Death by distraction: New tech toys can endanger public and warfighters

The popularity of portable entertainment and communication devices creates concerns about driving and job safety.

The world of mobile technology is moving fast — maybe too fast for government policy-makers and adopters.

Washington is typically a laggard when it comes to the government’s ability to make laws and policies that keep up with changes wrought by new technologies. Of course, there are some who prefer it that way, but that’s another story. And government employees — both civilian and military — are no different from typical users in their ability to multitask. 

With tens of millions of Americans using their cell phones or other handheld devices to send and receive text messages, the federal government has recently turned its attention to the dangers posed by drivers who are too busy texting to keep their eyes on the road.

Transportation Secretary Ray LaHood recently issued federal guidance that, effective immediately, prohibits texting by drivers of commercial vehicles, such as large trucks and buses. Violators will be subject to civil or criminal penalties of as much as $2,750. The move comes on the heels of President Barack Obama’s executive order that bans federal employees from texting while driving government-owned vehicles or using government-owned equipment. It went into effect Dec. 30.

Like almost everyone else, the government has known for years that texting while driving is risky business. People who drive while texting take their eyes off the road for 4.6 seconds of every six seconds that they are texting and are 20 times more likely to get in an accident than nondistracted vehicle operators, according to a study from the Federal Motor Carrier Safety Administration. At 55 miles per hour, that means the texting driver is traveling the length of a football field, including the end zones, without looking at the road.

Texting while driving is not the only digital diversion that can have dire consequences. Some Marines in Afghanistan — and probably elsewhere — are heading out on patrol with their iPods turned on and listening to music — or worse — watching movies, reports Tom Ricks of Foreign Policy. The result, the story implies, was more injury and death than would otherwise have occurred.
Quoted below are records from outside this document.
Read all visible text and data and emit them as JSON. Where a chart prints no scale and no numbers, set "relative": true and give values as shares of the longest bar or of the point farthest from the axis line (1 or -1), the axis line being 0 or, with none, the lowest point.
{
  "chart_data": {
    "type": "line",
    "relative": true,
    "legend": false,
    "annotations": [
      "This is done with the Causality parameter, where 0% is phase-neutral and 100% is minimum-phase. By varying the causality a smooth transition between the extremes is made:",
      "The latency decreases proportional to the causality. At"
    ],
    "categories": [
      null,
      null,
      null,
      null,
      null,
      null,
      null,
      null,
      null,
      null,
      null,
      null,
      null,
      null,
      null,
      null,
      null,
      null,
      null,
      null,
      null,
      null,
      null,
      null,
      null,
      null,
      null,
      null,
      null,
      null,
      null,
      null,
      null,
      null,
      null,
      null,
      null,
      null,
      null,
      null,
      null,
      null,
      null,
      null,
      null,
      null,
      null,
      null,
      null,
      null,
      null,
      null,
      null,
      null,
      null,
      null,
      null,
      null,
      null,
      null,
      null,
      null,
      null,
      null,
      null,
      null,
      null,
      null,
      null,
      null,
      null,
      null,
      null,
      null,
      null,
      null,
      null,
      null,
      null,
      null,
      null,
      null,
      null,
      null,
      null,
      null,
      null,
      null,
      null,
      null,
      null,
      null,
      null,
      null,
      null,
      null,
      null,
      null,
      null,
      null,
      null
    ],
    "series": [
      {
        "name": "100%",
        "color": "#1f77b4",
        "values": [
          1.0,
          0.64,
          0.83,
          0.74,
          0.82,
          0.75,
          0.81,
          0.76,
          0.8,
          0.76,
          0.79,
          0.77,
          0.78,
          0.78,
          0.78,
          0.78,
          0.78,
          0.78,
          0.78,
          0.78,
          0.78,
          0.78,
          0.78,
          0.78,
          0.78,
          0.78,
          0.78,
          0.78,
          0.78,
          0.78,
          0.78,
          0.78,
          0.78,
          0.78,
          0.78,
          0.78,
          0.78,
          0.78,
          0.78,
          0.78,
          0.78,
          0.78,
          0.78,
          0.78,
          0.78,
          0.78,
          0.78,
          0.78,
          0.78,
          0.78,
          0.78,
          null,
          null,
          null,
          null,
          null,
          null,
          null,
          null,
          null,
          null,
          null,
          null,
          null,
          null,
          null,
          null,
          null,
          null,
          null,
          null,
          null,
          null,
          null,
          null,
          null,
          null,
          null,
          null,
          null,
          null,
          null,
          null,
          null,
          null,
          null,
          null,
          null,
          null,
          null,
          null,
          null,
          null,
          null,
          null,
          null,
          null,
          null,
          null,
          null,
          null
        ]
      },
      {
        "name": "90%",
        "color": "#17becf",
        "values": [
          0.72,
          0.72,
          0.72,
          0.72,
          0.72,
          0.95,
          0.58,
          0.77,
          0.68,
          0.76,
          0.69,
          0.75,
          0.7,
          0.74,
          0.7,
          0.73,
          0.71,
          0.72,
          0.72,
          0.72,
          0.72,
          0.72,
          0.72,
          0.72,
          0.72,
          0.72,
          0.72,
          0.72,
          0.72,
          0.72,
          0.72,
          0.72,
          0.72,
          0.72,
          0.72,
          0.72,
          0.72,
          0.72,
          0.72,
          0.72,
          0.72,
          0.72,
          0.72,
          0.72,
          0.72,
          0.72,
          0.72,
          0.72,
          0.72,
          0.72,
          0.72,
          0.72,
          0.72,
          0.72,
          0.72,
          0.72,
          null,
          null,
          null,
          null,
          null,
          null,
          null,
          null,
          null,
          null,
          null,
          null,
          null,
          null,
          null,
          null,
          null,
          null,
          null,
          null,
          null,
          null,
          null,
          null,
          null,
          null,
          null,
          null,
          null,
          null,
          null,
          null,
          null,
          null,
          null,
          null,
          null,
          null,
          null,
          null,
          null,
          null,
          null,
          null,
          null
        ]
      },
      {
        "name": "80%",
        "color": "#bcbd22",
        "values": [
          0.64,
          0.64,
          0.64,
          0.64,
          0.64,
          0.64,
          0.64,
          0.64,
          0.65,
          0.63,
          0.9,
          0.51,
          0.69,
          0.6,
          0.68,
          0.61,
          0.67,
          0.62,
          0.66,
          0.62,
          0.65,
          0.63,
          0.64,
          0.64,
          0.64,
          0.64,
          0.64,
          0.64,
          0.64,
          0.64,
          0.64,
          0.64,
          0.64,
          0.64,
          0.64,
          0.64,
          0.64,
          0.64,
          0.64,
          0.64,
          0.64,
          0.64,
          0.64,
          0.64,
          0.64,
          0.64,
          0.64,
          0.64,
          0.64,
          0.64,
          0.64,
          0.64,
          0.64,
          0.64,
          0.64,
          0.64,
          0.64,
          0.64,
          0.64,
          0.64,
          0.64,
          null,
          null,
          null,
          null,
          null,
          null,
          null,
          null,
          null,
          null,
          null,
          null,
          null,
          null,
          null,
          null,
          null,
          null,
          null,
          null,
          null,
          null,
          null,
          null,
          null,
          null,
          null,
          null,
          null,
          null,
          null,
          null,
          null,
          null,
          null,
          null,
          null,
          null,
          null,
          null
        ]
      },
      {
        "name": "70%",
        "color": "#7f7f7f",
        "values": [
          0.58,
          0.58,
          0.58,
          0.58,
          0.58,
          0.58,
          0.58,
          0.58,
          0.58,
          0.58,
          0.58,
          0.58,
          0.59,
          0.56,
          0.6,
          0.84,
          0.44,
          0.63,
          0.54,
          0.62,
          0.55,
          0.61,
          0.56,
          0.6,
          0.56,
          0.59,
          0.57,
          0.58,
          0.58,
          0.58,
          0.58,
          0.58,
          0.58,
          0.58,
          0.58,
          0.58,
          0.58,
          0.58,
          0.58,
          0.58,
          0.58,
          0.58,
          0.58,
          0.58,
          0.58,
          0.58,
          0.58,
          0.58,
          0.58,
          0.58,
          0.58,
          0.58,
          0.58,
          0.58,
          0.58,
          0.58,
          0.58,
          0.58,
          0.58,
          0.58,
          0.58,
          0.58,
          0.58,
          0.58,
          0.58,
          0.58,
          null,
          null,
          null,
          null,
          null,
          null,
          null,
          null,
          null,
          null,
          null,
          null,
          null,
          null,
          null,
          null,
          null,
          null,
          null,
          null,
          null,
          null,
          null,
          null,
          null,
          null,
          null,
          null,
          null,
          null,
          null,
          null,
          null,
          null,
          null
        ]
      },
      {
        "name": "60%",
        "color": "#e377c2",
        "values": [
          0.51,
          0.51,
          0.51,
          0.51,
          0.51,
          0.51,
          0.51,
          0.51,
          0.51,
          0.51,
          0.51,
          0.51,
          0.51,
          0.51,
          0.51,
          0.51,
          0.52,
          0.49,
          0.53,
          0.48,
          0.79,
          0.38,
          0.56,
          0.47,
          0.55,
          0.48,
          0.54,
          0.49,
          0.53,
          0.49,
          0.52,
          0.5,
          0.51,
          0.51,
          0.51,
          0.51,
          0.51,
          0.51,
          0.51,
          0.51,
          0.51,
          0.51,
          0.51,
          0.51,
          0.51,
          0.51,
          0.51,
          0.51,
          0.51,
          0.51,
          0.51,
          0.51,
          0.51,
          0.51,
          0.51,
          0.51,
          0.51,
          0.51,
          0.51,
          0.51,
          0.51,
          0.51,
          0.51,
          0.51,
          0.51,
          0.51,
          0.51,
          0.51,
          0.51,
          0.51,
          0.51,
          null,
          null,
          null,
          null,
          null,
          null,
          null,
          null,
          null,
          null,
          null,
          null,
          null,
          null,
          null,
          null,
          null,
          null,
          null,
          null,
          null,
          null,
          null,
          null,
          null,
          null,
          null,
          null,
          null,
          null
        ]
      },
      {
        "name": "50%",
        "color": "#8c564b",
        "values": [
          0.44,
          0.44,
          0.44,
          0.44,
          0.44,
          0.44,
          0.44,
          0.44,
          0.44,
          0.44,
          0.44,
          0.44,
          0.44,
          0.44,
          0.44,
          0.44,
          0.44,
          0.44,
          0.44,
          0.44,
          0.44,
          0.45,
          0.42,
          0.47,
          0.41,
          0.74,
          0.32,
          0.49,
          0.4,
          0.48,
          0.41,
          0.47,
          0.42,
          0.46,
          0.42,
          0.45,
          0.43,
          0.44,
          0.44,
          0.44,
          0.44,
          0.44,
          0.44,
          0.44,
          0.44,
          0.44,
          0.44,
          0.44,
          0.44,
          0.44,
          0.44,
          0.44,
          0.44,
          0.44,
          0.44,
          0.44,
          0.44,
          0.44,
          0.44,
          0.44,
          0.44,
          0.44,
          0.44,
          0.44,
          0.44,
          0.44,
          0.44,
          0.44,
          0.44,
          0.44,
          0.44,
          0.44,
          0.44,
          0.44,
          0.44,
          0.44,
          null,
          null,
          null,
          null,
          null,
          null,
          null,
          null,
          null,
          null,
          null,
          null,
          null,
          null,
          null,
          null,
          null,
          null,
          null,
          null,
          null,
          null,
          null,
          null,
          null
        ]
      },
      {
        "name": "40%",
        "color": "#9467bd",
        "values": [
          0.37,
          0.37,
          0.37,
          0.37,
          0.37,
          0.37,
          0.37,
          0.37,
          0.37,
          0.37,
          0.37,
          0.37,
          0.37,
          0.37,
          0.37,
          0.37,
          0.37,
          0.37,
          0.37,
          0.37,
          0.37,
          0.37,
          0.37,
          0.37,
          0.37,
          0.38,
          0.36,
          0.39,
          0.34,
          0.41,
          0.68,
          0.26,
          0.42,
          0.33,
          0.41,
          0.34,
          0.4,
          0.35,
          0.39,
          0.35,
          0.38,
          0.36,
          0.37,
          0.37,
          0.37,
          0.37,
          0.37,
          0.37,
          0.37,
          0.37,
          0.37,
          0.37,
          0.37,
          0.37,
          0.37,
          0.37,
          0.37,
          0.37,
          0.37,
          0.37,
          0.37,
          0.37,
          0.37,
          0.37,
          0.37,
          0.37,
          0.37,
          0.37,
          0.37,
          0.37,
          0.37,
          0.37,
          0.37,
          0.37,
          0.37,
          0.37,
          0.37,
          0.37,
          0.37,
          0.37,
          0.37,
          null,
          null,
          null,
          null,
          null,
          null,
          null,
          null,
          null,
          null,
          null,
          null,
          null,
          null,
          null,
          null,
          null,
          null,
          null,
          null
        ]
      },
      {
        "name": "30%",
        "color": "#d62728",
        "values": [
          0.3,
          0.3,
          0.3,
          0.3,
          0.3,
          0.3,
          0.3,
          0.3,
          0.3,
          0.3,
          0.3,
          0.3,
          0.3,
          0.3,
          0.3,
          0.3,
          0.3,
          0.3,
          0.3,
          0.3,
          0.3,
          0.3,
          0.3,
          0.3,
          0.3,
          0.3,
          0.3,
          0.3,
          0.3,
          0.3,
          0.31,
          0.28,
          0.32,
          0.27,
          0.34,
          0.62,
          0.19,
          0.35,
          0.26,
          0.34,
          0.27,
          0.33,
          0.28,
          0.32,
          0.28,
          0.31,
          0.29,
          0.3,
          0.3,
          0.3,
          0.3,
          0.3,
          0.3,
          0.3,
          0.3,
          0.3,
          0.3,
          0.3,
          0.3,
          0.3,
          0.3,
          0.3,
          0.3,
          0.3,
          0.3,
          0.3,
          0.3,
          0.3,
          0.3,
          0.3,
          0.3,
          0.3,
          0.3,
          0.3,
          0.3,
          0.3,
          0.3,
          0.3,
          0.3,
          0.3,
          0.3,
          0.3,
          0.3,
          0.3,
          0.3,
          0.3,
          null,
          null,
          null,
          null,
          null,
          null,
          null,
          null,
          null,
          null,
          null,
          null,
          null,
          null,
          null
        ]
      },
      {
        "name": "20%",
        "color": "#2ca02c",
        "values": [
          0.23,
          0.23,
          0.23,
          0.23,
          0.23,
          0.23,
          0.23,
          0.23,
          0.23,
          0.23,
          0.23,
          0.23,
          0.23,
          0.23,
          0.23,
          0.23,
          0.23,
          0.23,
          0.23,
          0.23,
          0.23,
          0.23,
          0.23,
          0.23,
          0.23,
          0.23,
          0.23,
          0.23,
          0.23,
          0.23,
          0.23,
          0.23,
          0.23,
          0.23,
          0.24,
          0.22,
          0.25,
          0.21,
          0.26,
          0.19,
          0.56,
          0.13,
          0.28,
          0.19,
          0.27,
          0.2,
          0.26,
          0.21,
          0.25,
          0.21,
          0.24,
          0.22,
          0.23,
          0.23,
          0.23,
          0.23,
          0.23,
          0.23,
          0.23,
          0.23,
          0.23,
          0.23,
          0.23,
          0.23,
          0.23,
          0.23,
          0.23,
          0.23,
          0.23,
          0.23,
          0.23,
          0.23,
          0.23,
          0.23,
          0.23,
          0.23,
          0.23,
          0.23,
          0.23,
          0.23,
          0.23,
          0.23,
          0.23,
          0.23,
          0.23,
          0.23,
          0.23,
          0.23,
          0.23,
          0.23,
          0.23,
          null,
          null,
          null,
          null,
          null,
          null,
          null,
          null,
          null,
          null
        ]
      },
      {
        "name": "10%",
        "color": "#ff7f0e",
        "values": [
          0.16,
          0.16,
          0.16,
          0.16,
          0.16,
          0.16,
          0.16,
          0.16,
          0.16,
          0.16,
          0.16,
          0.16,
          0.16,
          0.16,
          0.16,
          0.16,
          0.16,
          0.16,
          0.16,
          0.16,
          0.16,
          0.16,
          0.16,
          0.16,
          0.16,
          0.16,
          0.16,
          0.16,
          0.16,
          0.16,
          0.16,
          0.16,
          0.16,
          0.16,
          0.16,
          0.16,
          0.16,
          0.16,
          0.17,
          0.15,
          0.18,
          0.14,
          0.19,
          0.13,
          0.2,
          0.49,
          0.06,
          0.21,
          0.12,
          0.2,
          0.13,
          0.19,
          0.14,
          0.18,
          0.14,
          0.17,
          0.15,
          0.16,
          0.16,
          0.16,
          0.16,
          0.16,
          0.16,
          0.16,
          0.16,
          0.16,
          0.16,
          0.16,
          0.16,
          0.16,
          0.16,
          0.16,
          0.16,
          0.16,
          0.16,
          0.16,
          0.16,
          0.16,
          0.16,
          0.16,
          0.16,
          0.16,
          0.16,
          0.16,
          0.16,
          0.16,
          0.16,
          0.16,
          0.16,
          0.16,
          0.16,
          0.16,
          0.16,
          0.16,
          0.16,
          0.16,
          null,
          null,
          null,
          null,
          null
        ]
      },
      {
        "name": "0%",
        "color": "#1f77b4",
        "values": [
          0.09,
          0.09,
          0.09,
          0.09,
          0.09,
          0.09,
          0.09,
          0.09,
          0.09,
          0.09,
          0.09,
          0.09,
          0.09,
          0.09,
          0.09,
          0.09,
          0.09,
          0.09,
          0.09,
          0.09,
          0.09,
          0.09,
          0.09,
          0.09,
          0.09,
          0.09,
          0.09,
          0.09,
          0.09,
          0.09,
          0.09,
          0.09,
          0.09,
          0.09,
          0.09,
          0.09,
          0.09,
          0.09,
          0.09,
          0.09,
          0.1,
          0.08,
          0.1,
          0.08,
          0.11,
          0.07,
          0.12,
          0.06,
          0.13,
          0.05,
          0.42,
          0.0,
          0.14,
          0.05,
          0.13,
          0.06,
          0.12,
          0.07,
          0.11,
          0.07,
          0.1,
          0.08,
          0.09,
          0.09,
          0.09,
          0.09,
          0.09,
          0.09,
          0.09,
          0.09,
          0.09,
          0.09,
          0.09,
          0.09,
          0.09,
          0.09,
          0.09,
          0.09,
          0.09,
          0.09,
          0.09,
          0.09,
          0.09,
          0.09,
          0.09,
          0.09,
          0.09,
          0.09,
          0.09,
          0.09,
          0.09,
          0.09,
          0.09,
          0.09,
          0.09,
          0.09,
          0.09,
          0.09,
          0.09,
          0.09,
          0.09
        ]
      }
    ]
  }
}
“As smart phones, iPad tablets and other equipment become standard issue for the military in order for them to do the job on the net-centric battlefield — as they will — how do you police the potentially deadly uses along with the good stuff?” asks Federal Computer Week’s Brian Robinson in response to the debate sparked by Ricks’ piece.

Speaking of iPad…

Apple, a company on a hot streak as creator of the category kings iPod and iPhone, introduced its newest new thing late last month. Apple CEO Steve Jobs called the company's $499 tablet computer, dubbed the iPad, magical and revolutionary and said it “creates and defines an entirely new category of devices.”

Industry reviewers beg to differ. “I cannot see it escaping the tablet computer dead zone any time soon,” writes John Dvorak of PC Magazine. The iPad’s primary sins, he says, are its inability to multitask, a missing stylus-based input option so people can draw and take notes on it, and the lack of a camera so they could use it for videoconferencing.

Other reviewers questioned Apple’s claims about the iPad’s 10-hour battery life under normal operating conditions. The device is not yet available, so the claim could not be verified. The reviewers, including John Breeden II of our sister publication, Government Computer News, based his skepticism on the iPad’s use of a display technology called In-Plane Switching, which is more power-hungry than other options.

After Breeden got an earful from the Apple faithful for daring to question the company, he sent an e-mail message to Jobs regarding the battery claim. And lo and behold, he received what appeared to be a message from Jobs himself. The Apple founder and czar insisted that the advertised specs are, in fact, true.

Seems it might be kind of a sore spot for a company that lately has been used to only dazzling accolades.